Prisão antitabagista dá resultado

Há quase dois meses, quando assumiu a direção da nova Penitenciária Estadual de Piraquara (PEP), o advogado e jornalista José Guilherme Assis, seguindo determinação do secretário estadual da Segurança Pública, José Tavares, baixou uma norma polêmica: proibiu a circulação e o consumo de cigarros nas dependências da penitenciária. Ou seja, nenhum interno, funcionário ou visitante pode fumar a partir da portaria da PEP.

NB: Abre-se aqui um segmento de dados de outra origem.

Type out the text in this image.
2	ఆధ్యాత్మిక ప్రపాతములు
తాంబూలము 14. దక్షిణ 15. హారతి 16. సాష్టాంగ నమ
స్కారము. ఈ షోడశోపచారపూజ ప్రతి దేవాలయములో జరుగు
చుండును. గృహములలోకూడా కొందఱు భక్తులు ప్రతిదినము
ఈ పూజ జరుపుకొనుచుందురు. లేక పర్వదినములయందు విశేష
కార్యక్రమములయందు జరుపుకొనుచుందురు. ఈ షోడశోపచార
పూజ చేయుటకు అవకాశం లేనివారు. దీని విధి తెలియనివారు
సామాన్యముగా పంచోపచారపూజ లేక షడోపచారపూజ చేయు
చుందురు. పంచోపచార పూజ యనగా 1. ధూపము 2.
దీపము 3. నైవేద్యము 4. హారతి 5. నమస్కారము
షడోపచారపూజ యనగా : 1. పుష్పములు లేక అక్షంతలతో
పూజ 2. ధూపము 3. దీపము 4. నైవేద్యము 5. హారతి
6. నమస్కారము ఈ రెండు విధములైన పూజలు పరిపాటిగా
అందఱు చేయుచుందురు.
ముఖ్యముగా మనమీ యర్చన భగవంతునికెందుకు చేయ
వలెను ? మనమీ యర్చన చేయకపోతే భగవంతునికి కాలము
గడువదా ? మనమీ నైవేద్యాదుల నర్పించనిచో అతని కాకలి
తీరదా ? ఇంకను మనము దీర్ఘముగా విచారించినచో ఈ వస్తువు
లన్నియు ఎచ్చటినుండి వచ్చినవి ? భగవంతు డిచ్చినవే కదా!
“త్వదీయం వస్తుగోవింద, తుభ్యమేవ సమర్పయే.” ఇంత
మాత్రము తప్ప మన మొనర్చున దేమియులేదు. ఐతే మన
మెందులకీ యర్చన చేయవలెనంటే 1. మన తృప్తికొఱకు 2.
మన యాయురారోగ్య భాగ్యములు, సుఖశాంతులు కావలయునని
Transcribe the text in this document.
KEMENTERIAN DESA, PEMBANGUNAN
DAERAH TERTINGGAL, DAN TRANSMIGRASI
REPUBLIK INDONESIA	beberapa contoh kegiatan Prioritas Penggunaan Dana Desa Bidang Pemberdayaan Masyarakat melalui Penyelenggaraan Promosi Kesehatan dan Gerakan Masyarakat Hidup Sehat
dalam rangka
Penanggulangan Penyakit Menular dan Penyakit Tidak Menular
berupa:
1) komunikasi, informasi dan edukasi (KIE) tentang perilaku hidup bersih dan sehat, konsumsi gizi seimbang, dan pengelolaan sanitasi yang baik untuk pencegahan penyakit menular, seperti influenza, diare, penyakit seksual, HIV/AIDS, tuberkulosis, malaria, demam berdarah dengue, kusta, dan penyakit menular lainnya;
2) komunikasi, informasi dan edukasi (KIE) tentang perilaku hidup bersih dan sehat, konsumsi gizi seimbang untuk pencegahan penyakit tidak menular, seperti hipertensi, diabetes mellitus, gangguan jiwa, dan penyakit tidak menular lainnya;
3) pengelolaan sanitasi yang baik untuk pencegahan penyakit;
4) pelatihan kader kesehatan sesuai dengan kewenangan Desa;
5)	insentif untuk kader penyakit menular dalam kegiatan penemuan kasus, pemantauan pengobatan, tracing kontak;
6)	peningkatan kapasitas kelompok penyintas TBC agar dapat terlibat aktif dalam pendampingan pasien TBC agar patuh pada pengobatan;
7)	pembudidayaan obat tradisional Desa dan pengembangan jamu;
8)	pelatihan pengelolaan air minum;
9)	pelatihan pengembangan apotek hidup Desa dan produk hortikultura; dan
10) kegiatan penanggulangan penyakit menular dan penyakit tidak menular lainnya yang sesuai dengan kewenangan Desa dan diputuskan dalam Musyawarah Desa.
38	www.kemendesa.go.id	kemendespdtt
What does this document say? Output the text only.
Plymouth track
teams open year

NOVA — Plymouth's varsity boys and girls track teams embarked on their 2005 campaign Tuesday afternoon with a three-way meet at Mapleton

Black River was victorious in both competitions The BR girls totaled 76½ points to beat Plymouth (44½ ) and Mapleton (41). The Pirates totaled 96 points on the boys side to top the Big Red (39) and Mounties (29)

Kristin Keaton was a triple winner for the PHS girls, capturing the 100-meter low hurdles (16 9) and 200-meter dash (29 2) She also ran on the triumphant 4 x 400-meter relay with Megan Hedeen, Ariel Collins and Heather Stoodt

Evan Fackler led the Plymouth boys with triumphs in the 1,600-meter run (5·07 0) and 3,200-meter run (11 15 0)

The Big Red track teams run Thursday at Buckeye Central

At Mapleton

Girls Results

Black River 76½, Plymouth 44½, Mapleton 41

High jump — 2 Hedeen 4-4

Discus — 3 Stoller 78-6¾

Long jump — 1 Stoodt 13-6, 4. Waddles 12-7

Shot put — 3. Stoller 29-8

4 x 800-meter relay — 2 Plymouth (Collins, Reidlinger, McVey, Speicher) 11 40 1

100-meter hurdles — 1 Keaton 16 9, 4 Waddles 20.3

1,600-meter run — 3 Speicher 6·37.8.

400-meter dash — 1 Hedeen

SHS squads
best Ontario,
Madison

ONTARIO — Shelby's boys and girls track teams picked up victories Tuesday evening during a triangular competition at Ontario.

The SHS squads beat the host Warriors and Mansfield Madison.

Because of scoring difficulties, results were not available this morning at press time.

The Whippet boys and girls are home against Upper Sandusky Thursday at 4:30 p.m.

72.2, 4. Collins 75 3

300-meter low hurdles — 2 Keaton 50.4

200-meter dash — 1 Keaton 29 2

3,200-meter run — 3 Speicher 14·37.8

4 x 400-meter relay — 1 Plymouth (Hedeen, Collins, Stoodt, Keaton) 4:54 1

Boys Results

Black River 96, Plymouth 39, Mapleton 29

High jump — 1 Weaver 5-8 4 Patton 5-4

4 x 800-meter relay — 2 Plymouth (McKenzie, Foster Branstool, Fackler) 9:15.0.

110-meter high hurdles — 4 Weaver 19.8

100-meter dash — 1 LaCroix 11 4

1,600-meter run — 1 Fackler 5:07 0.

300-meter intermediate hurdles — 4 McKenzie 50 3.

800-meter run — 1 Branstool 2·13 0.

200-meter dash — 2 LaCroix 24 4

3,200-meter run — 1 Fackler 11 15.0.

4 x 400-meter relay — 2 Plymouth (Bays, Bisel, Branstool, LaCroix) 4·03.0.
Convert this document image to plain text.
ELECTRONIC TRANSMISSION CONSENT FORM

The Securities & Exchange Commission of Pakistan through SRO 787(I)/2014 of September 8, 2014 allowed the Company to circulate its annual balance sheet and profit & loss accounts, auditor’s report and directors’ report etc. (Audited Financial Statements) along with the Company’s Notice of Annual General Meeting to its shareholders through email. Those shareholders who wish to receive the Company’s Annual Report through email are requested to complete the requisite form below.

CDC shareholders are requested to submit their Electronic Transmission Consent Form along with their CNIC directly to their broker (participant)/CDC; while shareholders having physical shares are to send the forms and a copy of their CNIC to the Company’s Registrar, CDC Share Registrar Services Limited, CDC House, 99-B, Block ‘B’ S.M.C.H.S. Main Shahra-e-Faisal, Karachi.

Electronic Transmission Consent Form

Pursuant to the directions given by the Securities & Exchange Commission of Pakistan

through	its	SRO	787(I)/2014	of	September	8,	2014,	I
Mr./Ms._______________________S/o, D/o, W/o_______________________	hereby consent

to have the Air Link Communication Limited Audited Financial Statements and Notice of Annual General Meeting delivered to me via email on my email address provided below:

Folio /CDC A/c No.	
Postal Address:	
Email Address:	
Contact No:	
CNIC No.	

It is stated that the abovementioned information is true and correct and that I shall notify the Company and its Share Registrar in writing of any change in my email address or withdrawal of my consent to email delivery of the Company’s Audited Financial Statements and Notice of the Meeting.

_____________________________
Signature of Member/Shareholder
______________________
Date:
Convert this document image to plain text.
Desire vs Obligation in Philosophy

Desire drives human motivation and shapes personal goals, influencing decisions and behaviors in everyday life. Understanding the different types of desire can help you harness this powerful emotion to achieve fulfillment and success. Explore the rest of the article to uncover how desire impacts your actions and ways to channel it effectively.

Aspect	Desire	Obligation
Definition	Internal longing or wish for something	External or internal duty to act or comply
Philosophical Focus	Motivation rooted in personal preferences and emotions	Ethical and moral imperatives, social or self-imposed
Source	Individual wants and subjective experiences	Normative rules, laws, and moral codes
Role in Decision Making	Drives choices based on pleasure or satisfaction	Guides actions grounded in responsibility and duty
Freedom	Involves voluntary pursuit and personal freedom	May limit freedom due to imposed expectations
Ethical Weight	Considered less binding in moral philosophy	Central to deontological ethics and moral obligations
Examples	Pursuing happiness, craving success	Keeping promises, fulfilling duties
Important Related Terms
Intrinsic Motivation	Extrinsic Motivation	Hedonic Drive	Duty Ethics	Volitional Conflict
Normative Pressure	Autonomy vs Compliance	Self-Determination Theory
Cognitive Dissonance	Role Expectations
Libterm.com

O diretor justifica: “O cigarro sempre serviu como moeda de troca nas prisões, gera dívidas e apostas, é motivo de brigas e revoltas, e dá margem à formação de hierarquias, pois os presos que detêm o controle e a distribuição do fumo nas cadeias conseguem facilmente um séquito de seguidores para as suas ações. Além disso, deixar de fumar é bom para a saúde dos detentos e para as suas famílias, que ficam eximidas de gastar com essa droga lícita”.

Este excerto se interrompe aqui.